#### Author
Yury Kashnitsky

#### Reference
[Notion ticket](https://www.notion.so/a74951e4e815480584dea7d61ddce6cc?v=dbfdb1207d0e451b827d3c5041ed0cfd&p=5f341a7320184677a11708a109dfff20)

#### Idea
Fix folds for the ongoing and follow-up experiments Run the baseline Tf-Idf & logreg model with these folds.

#### Data
4500 cryptonews titles labeled as positive, neutral or negative – zipped pwd-protected [CSV](https://drive.google.com/file/d/1Apr3YPZVf0kOJ5Pc1RYDoQxTdjJPbnt4/view?usp=sharing) (not to be shared outside of the project!)

#### Result
`StratifiedKFold(n_splits=5, shuffle=True, random_state=17)` in general needs to be used. 
Additionally, file `../data/folds.csv` saves title ids mapped to CV split ids (from 0 to 4). 

In [1]:
import numpy as np
import pandas as pd

from sklearn.model_selection import cross_val_score, StratifiedKFold
from scipy.sparse import hstack
from sklearn.feature_extraction.text import TfidfVectorizer
from sklearn.linear_model import LogisticRegression
from sklearn.pipeline import Pipeline
from sklearn.model_selection import learning_curve

from matplotlib import pyplot as plt
import seaborn as sns; sns.set()               # better style
%config InlineBackend.figure_format = 'retina' # sharper plots

## Reading the data

In [2]:
PATH_TO_DATA = '../data/20190110_train_4500.csv'

In [3]:
train_df = pd.read_csv(PATH_TO_DATA)

In [4]:
train_df.head()

Unnamed: 0,title,sentiment
0,Bitcoin Market Has Run Out of Juice: Cryptocur...,Negative
1,Bitcoin Core 0.14.0 Speeds Up Blockchain Synci...,Positive
2,Thinking of Travelling With Bitcoin? With Thes...,Positive
3,Investors Carried Out Mental Gymnastics to Jus...,Negative
4,"Bitcoin Price Holds Above $8,500 as Market Fig...",Positive


In [5]:
train_df['sentiment'].value_counts(normalize=True)

Positive    0.463329
Negative    0.330259
Neutral     0.206412
Name: sentiment, dtype: float64

## Model

Params are tuned previously. 

In [6]:
title_transformer = TfidfVectorizer(ngram_range=(1, 5), 
                                    min_df=8, 
                                    analyzer='char', 
                                    max_features=100000,
                                    stop_words='english')
logit = LogisticRegression(C=2.7, 
                           random_state=17, 
                           multi_class='multinomial', 
                           solver='lbfgs', 
                           n_jobs=4, 
                           max_iter=500)

model = Pipeline([('tfidf', title_transformer), ('logit', logit)])
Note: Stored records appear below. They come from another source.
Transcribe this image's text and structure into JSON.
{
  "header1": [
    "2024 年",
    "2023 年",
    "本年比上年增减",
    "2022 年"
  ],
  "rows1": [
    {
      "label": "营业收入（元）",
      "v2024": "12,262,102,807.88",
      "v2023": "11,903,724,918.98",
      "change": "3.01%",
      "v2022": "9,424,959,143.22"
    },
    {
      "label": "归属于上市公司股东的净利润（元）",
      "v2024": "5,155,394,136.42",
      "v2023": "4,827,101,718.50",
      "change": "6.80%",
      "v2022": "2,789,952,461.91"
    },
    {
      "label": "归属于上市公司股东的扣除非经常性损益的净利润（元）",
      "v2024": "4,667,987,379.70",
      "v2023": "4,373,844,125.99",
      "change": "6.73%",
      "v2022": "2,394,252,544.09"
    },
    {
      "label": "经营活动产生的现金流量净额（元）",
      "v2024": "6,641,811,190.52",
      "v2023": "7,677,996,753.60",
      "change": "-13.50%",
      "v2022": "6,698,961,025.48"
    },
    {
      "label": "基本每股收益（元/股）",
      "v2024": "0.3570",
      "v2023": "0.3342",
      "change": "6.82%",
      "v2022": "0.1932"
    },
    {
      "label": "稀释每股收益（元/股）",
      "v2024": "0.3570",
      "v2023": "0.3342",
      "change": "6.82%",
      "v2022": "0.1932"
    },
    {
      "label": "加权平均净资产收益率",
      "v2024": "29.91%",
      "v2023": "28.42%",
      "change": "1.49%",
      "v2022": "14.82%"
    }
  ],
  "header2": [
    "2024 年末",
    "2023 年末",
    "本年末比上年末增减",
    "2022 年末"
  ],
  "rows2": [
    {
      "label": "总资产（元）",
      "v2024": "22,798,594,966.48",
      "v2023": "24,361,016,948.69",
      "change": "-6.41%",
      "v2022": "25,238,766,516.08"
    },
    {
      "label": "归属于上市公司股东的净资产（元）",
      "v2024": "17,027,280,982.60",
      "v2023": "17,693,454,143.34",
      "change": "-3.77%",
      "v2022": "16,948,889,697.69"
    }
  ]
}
## Running cross-validation

Prepare folds

In [7]:
skf = StratifiedKFold(n_splits=5, shuffle=True, random_state=17)

In [8]:
train_df['split'] = 0

In [9]:
for fold_id, (train_ids, val_ids) in enumerate(skf.split(X=train_df['title'], y=train_df['sentiment'])):
    train_df.loc[val_ids, 'split'] = fold_id

In [10]:
train_df.head(2)

Unnamed: 0,title,sentiment,split
0,Bitcoin Market Has Run Out of Juice: Cryptocur...,Negative,2
1,Bitcoin Core 0.14.0 Speeds Up Blockchain Synci...,Positive,4


In [11]:
train_df['split'].to_csv('../data/folds.csv', index_label='id')

Run cross-validation

In [12]:
%%time
cv_results = cross_val_score(estimator=model, 
                             X=train_df['title'], 
                             y=train_df['sentiment'], 
                             cv=skf,
                             n_jobs=5)

CPU times: user 38.1 ms, sys: 43.7 ms, total: 81.8 ms
Wall time: 6.22 s


In [13]:
cv_results, cv_results.mean()

(array([0.72228321, 0.7025247 , 0.71020856, 0.72996707, 0.74175824]),
 0.7213483552671259)